Tracking animals on a private game reserve with an area of 85km2 can take many different forms. Using a wide array of tacking techniques, reserve management and conversationalists can gather information about big focus species such as lion and cheetah, as well as the more elusive aardvark, rhino, and wild dogs. To follow the day-to-day movements of the main focus species the GVI Limpopo Wildlife Research team based in the Limpopo province of South Africa use old-school natural track and sign as well as telemetry devices. The team also uses the technique of camera trapping to catch not only focus species but to sometimes get the only data available on species usually too elusive to find by car or track on foot.

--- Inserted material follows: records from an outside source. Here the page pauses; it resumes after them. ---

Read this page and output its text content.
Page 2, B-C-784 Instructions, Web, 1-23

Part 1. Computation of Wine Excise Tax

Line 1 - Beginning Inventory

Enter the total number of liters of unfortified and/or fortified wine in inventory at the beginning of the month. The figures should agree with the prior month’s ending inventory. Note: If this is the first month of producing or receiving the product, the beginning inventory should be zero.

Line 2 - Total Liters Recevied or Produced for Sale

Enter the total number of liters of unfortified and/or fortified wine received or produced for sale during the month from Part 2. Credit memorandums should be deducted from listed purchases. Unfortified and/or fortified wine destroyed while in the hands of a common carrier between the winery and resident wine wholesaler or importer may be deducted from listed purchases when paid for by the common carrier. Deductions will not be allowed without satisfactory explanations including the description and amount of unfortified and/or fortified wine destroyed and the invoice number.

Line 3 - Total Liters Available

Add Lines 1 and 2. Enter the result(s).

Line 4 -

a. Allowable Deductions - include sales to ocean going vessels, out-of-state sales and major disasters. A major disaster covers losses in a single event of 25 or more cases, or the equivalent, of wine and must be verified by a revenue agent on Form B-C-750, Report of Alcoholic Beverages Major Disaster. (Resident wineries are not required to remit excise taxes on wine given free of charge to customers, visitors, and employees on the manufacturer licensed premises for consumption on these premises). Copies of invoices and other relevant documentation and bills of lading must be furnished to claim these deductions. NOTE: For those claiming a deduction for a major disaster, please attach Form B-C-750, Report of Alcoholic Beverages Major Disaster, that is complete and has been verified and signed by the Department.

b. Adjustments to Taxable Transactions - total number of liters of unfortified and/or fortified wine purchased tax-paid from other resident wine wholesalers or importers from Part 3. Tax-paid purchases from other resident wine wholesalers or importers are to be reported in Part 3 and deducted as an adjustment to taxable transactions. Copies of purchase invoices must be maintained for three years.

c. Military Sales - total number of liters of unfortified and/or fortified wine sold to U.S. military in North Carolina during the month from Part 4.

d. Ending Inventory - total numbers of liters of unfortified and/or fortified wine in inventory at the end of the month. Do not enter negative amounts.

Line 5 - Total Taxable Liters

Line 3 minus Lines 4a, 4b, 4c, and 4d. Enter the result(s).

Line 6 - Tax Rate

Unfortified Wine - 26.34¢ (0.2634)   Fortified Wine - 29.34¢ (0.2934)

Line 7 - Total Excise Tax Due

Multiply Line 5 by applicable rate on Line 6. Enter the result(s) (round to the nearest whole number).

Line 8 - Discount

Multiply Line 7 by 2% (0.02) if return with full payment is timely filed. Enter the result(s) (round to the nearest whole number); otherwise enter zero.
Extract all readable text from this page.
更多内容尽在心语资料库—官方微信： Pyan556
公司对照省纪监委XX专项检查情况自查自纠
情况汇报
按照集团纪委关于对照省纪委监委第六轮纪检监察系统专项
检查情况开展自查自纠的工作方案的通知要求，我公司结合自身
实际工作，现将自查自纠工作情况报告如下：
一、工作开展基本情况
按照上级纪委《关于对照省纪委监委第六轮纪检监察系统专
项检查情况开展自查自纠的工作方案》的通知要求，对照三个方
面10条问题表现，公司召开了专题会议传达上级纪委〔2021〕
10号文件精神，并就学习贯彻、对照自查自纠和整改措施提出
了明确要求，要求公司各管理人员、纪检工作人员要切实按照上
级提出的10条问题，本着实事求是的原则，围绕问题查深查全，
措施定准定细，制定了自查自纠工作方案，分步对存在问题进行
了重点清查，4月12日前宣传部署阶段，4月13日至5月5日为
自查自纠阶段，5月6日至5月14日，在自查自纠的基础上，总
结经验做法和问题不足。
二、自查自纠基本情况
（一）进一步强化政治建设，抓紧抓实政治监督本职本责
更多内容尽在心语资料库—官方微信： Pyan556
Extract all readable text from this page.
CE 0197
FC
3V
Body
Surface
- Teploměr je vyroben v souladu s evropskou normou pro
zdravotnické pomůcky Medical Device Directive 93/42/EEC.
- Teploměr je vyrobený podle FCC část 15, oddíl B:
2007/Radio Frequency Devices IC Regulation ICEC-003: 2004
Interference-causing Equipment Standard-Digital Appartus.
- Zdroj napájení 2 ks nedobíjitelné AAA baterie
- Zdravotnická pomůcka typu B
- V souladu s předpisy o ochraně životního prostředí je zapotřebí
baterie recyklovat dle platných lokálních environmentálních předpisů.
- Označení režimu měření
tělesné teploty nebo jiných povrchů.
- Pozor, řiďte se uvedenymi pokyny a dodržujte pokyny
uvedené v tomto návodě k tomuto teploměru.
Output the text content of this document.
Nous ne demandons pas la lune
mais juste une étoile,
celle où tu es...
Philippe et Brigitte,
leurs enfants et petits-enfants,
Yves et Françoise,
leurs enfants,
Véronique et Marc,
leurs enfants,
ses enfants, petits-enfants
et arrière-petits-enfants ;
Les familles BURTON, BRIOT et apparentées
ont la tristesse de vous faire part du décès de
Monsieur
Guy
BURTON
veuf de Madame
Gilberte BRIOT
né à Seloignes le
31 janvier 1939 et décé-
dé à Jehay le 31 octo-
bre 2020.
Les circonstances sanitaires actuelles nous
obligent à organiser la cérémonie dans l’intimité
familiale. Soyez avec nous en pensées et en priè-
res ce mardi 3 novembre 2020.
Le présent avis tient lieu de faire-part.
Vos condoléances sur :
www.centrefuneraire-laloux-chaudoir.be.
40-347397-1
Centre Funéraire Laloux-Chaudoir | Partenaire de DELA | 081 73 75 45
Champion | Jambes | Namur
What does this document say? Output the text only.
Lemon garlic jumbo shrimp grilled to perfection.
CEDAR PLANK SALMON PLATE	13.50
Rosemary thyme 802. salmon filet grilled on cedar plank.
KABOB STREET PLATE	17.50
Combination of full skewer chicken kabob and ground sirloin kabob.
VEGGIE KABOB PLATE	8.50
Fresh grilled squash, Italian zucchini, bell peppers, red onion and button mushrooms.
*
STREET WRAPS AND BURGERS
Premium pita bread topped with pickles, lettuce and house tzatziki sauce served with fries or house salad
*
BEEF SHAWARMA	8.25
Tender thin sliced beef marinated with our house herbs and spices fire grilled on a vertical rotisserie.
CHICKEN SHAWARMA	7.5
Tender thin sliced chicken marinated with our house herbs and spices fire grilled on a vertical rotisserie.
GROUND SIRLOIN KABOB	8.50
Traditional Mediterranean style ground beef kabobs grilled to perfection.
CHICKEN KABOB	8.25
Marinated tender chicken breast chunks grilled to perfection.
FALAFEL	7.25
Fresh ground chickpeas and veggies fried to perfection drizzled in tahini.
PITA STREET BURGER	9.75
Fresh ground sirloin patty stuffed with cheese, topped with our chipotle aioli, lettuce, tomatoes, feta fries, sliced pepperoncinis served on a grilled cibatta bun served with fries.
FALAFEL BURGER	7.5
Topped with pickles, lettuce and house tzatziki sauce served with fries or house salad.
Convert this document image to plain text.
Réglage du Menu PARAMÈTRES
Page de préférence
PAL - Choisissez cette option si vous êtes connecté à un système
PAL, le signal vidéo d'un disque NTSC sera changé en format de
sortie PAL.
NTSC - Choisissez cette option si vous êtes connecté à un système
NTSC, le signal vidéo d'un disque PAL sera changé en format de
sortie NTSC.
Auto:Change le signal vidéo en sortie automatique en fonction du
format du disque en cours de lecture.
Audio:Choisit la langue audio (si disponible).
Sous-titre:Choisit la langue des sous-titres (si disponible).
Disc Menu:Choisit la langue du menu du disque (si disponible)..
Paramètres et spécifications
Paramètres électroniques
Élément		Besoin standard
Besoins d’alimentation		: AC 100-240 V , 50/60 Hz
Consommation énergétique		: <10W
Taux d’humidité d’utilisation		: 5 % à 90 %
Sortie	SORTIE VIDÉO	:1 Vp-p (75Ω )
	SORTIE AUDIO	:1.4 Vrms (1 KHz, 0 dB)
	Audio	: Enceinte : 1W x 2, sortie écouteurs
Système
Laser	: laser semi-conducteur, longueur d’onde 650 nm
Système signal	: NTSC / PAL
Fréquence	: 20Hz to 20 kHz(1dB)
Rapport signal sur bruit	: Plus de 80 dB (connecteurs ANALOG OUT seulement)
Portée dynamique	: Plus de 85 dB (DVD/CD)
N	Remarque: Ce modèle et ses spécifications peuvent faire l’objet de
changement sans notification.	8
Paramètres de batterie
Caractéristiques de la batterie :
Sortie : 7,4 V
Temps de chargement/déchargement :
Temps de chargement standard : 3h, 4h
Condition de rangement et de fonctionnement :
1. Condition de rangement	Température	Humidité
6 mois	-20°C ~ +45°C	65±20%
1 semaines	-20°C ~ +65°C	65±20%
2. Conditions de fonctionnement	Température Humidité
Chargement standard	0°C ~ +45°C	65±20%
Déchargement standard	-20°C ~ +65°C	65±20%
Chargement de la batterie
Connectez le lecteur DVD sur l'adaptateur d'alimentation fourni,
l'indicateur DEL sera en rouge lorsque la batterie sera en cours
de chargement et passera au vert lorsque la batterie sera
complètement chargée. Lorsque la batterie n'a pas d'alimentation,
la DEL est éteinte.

While on game drives track and sign techniques and telemetry may be used daily. Every tour guide on the reserve is trained in the art of track and sign. This is especially useful in tracking and keeping up-to-date records on the health and well-being of the cheetah. Finding their footprint tracks on the ground and correctly being able to interpret not only which direction they are heading but how recent they were there and knowing the difference between a cheetah, leopard, and hyena track are crucial. At GVI Limpopo, the team frequently tracks a coalition of three cheetah brothers who are always together. Even though at one time they were almost guaranteed to be along the fence line in the reserve, recently the brothers have begun changing their movement paths, expanding throughout all edges of the reserve.
Given that these brothers are such an important part of the conservation mission of the Endangered Wildlife Trust’s (EWT) Carnivore Conservation Programme, keeping the genetic population of cheetah healthy not only on the reserve but in the whole of South Africa means it is important to keep up with their general health and safety on a reserve that also hosts so many competing big cats, especially leopards and lion.
Along with natural tracks on the reserve the GVI Limpopo research team also has access to telemetry devices which are mainly in use to track the adult male lion on the reserve. This male is not only important as a photographic tourism draw to the reserve which increases the conservation budget but also as a very successful breeding male. Telemetry is very crucial when used on such an important individual that commands such a large territory. Using a sub-dermal implant that was surgically placed in the dominant male the team can use the VHF telemetry device to track and keep current records on his health and movement. When using the telemetry device, a receiver is hooked up to an antenna that is extended into the air by hand to listen for “beeps”. Once the antenna is raised into the air it is then moved in a 360-degree motion while listening for a beep to come out through the static sound produced by the receiver. Then to track the animal with the transponder on them you follow the direction of the loudest beeps.
Finally, the last method the GVI team use is camera trapping. By setting up camera traps at ideal locations throughout the reserve the team here can gather data on the focus species but also record the happenings of more elusive species that make their home on the reserve. Some important animals that live here are especially cryptic, which makes it difficult to track in the traditional sense, and results in few sightings when driving around in the vehicle. These animals can include the spotted hyena and the aardvark – which is a crucial ecosystem engineer and helps promote so many other populations to flourish.